Georgia tailback Todd Gurley (3) heads to the end zone for a touchdown late in the second quarter of their game against Kentucky.

JASON VORHEES — jvorhees@macon.com Buy Photo

JACKSONVILLE, Fla. -- There’s been a theme to Mark Richt’s public utterances this month, both on and off the field.

“I’m really not going to be interested in talking too much about next year,” Richt said in early December.

He has done his best to carry that to his players, not wanting them to look past the Gator Bowl and Nebraska.

But with very little prodding, Georgia’s players, and occasionally Richt himself, do talk about next year. When they do, some unbridled optimism seeps through.

“We’re gonna do big things next year,” said junior linebacker Ramik Wilson after confirming he’ll be part of the team again rather than enter the NFL draft. “We’ve gotta stay together, keep improving, and we should win every game next year. There’s no doubt in my mind.”

There might be doubts in the minds of others, who point out big things were expected this year of the Bulldogs, who finished 8-4. But injuries were a major factor in that record. And Wilson’s big talk is supported by the 2014 schedule, which is very manageable, and this fact: Georgia is due to return 17 of the 22 players who will start in next week’s bowl game, including quarterback Hutson Mason, whose long apprenticeship to Aaron Murray ended two games early. Throw in place-kicker Marshall Morgan, a first-team All-SEC pick, and the punting combination of Collin Barber and Adam Erickson, and that number grows to 19 starters.

That number doesn’t include Malcolm Mitchell, perhaps the team’s best receiver, who tore his ACL on the second series of the season. It also doesn’t include receiver Justin Scott-Wesley or tailback Keith Marshall, key contributors who tore their ACLs in the fifth game of the season. Those three are expected to be healthy for next season, with Mitchell a particularly huge lift.

All this is the reason Georgia officials and Richt did not make any changes after an eight-win regular season.

It’s why, Richt reiterated Saturday, he believed continuity was best, rather than making big changes with his beleaguered defense.

“That’s exactly right,” Richt said. “I believe in these guys.”

There’s always the chance for a surprise departure or two. But with Wilson’s decision, no player appears to be serious about going pro. It’s very conceivable that for the first time since 2009, Georgia will not start a freshman in its season opener.

So assuming nothing unforeseen, this is what Georgia is due to return next year:

• The new starting quarterback. Mason long thought his first start would be the 2014 season opener against Clemson. Instead he gets the final two of this season, a chance to get the rust and nerves off.

• Star tailbacks and receivers. Todd Gurley will be back, along with a presumably healthy Mitchell. In all, Georgia is set to return its four leading rushers and four leading receivers.

• Morgan, who has missed just two field goals this year and no extra points.
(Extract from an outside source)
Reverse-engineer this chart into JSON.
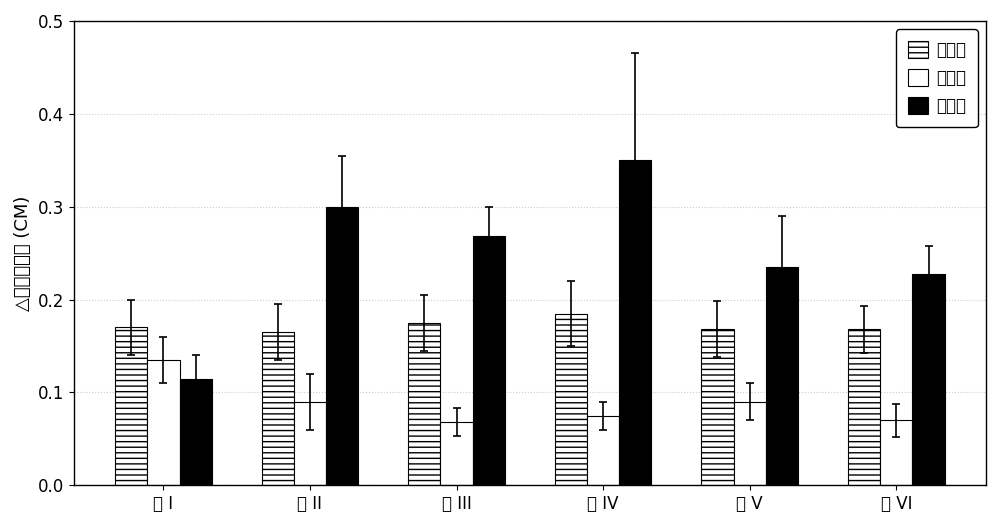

Georgia’s special teams were porous this year, but Morgan wasn’t part of the problem.

• Ten defensive starters. Yes, the unit struggled this year, ranking eighth in the SEC in yards allowed and 11th in scoring defense. And the return of 10 defensive starters for the 2012 season actually saw a regression.

But as junior cornerback Damian Swann said, “It can only get better.”

Here’s what Georgia loses:

• Arthur Lynch, the first-team all-SEC tight end. Lynch (24 catches for 390 yards and five touchdowns) will be missed. But if sophomore Jay Rome (nine catches for 99 yards) is healthy, he can be a difference-maker too.

• Three offensive line starters. Left tackle Kenarious Gates and guards Dallas Lee and Chris Burnette were basically three-year starters. None will be high NFL draft picks, but experience is experience.

The difference this year is every potential candidate to start has seen playing time this year. Mark Beard and Kolton Houston have started, and Watts Dantlzer and Brandon Kublanow have seen spot playing time.

“Even though we’re losing three starters, we have a lot of guys with experience and a lot of young talent,” said tackle John Theus, one of the two returning starters, along with center David Andrews. “I’m really looking forward to next year and those guys and seeing what they can do.”

• Finally, Garrison Smith is the lone senior starter on defense. Smith, fourth on the team in tackles and second in sacks, has been one of Georgia’s most dependable and underrated defensive players.

But there’s plenty of rising talent left on the line, from junior Ray Drew (six sacks) to nose tackle Chris Mayes. The run defense was unexpectedly solid this year.

All this isn’t to say that Georgia fans should reserve hotel rooms in Dallas for the national championship game in January 2015. Or even Atlanta a month earlier for the SEC title game. The defense remains a question mark, injuries could happen again, and it’s a long offseason, full of potential trouble.

But when the Gator Bowl is over, win or lose, it’s a good bet Richt will be very eager to talk about next year.